Before the use of digital cameras with lucky imaging, stacking and post processing, the eye could detect finer features than could be recorded in an image. Today, we can record more in a high-resolution digital planetary image than we can see with the eye.


Real World Accomplishments

The world's best amateur planetary photographers are recording details as small as 0.2 arcseconds with 14 - 16 inch telescopes.

But don't think this is easy. It is not. It is exceptionally difficult. Everything has to come together - great optics in a large scope, perfect technique, and outstanding seeing.

We probably won't be able to reach this level of resolution in an image with an unmodified DSLR camera because of the low-pass filter in front of the sensor that camera manufacturers include to reduce the effects of moiré in normal daytime images and because of the Bayer array. However, I have recorded detail smaller than 1 arcsecond on Jupiter's moon Europa on a night of good, but not exceptional, seeing with my C11 and Canon 550D.


Planetary Resolution Challenges

Everyone likes a challenge, it gives them a sense of accomplishment if they can master it, and it can be fun just trying. This human proclivity probably stretches back to mankind's earliest days when competition was an essential part of survival of the fittest. Today it is easily seen in bars and pubs where boasts are made by drunken astrophotographers that "mine is bigger than yours", undoubtedly talking about the apertures of their telescopes.

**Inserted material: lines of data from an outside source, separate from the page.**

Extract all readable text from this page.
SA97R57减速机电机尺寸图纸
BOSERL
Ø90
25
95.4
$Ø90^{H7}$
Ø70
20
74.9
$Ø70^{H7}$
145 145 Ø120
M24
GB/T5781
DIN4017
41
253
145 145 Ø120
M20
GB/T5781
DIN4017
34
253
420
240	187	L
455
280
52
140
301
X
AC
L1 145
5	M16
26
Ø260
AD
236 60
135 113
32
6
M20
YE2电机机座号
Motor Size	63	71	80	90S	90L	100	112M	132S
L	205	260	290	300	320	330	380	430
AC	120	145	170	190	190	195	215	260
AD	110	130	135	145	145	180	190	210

The Holy Grail of planetary photographers is Encke's Division at the outer edge of Saturn's A ring, which subtends a mere 0.0526 arcseconds. No amateur telescope can really resolve this feature, but it can be detected and recorded in an image under seeing conditions with a large telescope with great optics.

Other high-resolution planetary imaging challenges:


Resolution - The Bottom Line

Although many factors are involved, the ultimate resolution - the recording of fine details - that we can achieve in an image is determined primarily by the aperture of our telescope, and the quality of the seeing.

Larger telescopes will resolve finer details if the seeing allows.